Date : 19 mars 2024
Objet:
L'État néerlandais et deux sociétés de distribution d'eau potable agissent illégalement en ne faisant pas tout ce qui est raisonnablement possible pour empêcher que des enfants mineurs soient placés dans une situation où ils n'ont pas un accès suffisant à l'eau potable. C'est ce qu'a décidé la Cour d'appel de La Haye le 19 mars 2024.
L'affaire a été introduite par les organisations de défense des droits de l'homme NJCM et Defence for Children contre l'État et deux sociétés de distribution d'eau potable, Dunea et PWN. En vertu de la législation et des politiques néerlandaises actuelles, les familles avec des enfants mineurs peuvent être déconnectées de l'approvisionnement en eau potable en cas de non-paiement. La coupure est utilisée en dernier recours lorsque le paiement n'a pas été effectué après plusieurs rappels et tentatives d'accord sur un plan de paiement ou un programme de restructuration de la dette qui ont échoué. Les organisations de défense des droits de l'homme affirment que la coupure est illégale pour les enfants. Elles demandent à la Cour de déclarer cette illégalité et, en résumé, d'ordonner à l'État, à Dunea et à PWN d'y mettre fin.
Arrêt de la Cour d'appel
La Cour arrive à une conclusion différente de celle du tribunal de district et fait partiellement droit aux demandes.
Le droit d'accès à l'eau est un droit fondamental. Ce droit n'est pas absolu en ce sens qu'il ne peut faire l'objet d'aucune restriction. Néanmoins, l'eau est un besoin fondamental de la vie et les enfants, en particulier, ont un intérêt impérieux à disposer d'eau, tant pour leur santé physique et mentale que pour une vie familiale et sociale normale. Pourtant, les réglementations et politiques actuelles laissent délibérément ouverte la possibilité que les familles avec enfants soient déconnectées pour défaut de paiement, laissant les enfants dans une situation où ils n'ont pas accès à une quantité suffisante d'eau. Cette situation peut même durer indéfiniment. Les compagnies des eaux ne vérifient pas activement la présence de mineurs et, en cas de déconnexion, ne fournissent que 12 litres d'eau par personne. Selon l'Organisation mondiale de la santé des Nations unies (OMS), cette quantité est bien inférieure à celle nécessaire pour éviter de graves problèmes de santé. En laissant délibérément ouverte la possibilité que les enfants n'aient pas un accès suffisant à l'eau et en ne prenant pas toutes les mesures raisonnables pour empêcher cela, l'État et les compagnies des eaux agissent "en violation de la norme sociale de diligence et de l'article 3, paragraphe 1, de la Convention internationale des droits de l'enfant" , a déclaré la Cour.
Il est possible d'envisager d'autres systèmes moins intrusifs pour les enfants et qui conservent au moins certains des avantages du système actuel (y compris l'incitation à payer).

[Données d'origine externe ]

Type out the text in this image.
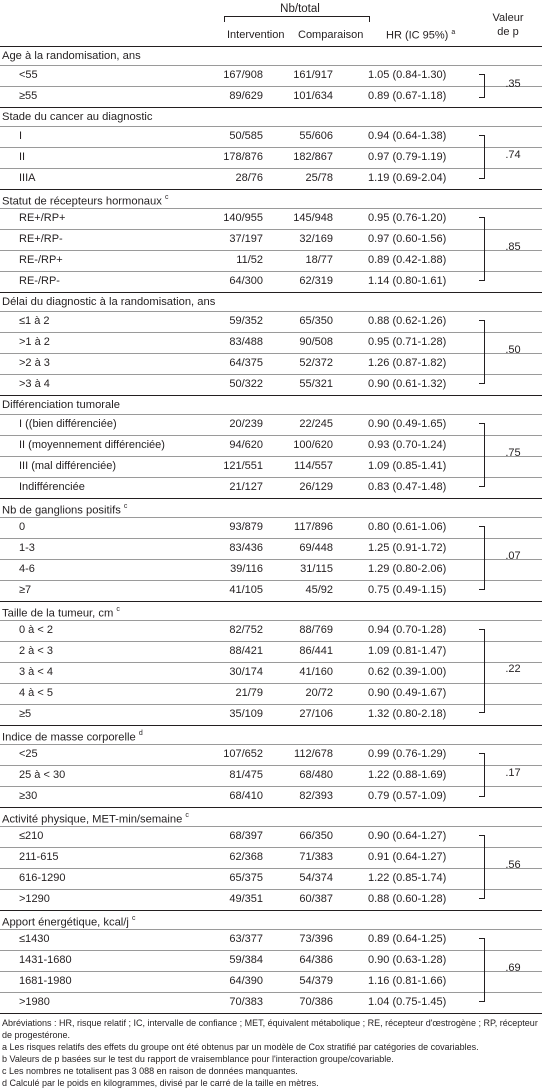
Nb/total
Intervention Comparaison HR (IC 95%) $^a$
Valeur
de p
Age à la randomisation, ans
<55	167/908	161/917	1.05 (0.84-1.30)
≥55	89/629	101/634	0.89 (0.67-1.18)
.35
Stade du cancer au diagnostic
I	50/585	55/606	0.94 (0.64-1.38)
II	178/876	182/867	0.97 (0.79-1.19)
IIIA	28/76	25/78	1.19 (0.69-2.04)
.74
Statut de récepteurs hormonaux $^c$
RE+/RP+	140/955	145/948	0.95 (0.76-1.20)
RE+/RP-	37/197	32/169	0.97 (0.60-1.56)
RE-/RP+	11/52	18/77	0.89 (0.42-1.88)
RE-/RP-	64/300	62/319	1.14 (0.80-1.61)
.85
Délai du diagnostic à la randomisation, ans
≤1 à 2	59/352	65/350	0.88 (0.62-1.26)
>1 à 2	83/488	90/508	0.95 (0.71-1.28)
>2 à 3	64/375	52/372	1.26 (0.87-1.82)
>3 à 4	50/322	55/321	0.90 (0.61-1.32)
.50
Différenciation tumorale
I ((bien différenciée)	20/239	22/245	0.90 (0.49-1.65)
II (moyennement différenciée)	94/620	100/620	0.93 (0.70-1.24)
III (mal différenciée)	121/551	114/557	1.09 (0.85-1.41)
Indifférenciée	21/127	26/129	0.83 (0.47-1.48)
.75
Nb de ganglions positifs $^c$
0	93/879	117/896	0.80 (0.61-1.06)
1-3	83/436	69/448	1.25 (0.91-1.72)
4-6	39/116	31/115	1.29 (0.80-2.06)
≥7	41/105	45/92	0.75 (0.49-1.15)
.07
Taille de la tumeur, cm $^c$
0 à < 2	82/752	88/769	0.94 (0.70-1.28)
2 à < 3	88/421	86/441	1.09 (0.81-1.47)
3 à < 4	30/174	41/160	0.62 (0.39-1.00)
4 à < 5	21/79	20/72	0.90 (0.49-1.67)
≥5	35/109	27/106	1.32 (0.80-2.18)
.22
Indice de masse corporelle $^d$
<25	107/652	112/678	0.99 (0.76-1.29)
25 à < 30	81/475	68/480	1.22 (0.88-1.69)
≥30	68/410	82/393	0.79 (0.57-1.09)
.17
Activité physique, MET-min/semaine $^c$
≤210	68/397	66/350	0.90 (0.64-1.27)
211-615	62/368	71/383	0.91 (0.64-1.27)
616-1290	65/375	54/374	1.22 (0.85-1.74)
>1290	49/351	60/387	0.88 (0.60-1.28)
.56
Apport énergétique, kcal/j $^c$
≤1430	63/377	73/396	0.89 (0.64-1.25)
1431-1680	59/384	64/386	0.90 (0.63-1.28)
1681-1980	64/390	54/379	1.16 (0.81-1.66)
>1980	70/383	70/386	1.04 (0.75-1.45)
.69
Abréviations : HR, risque relatif ; IC, intervalle de confiance ; MET, équivalent métabolique ; RE, récepteur d'œstrogène ; RP, récepteur de progestérone.
a Les risques relatifs des effets du groupe ont été obtenus par un modèle de Cox stratifié par catégories de covariables.
b Valeurs de p basées sur le test du rapport de vraisemblance pour l'interaction groupe/covariable.
c Les nombres ne totalisent pas 3 088 en raison de données manquantes.
d Calculé par le poids en kilogrammes, divisé par le carré de la taille en mètres.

Il n'appartient pas à la Cour de dicter quel système devrait être choisi. Ce qui importe, c'est que, dans la mesure du possible, les enfants des Pays-Bas ne puissent pas tomber en dessous du niveau minimum d'approvisionnement en eau fixé par l'OMS, et que tout soit mis en œuvre pour l'éviter. C'est ce que visent les condamnations fermes.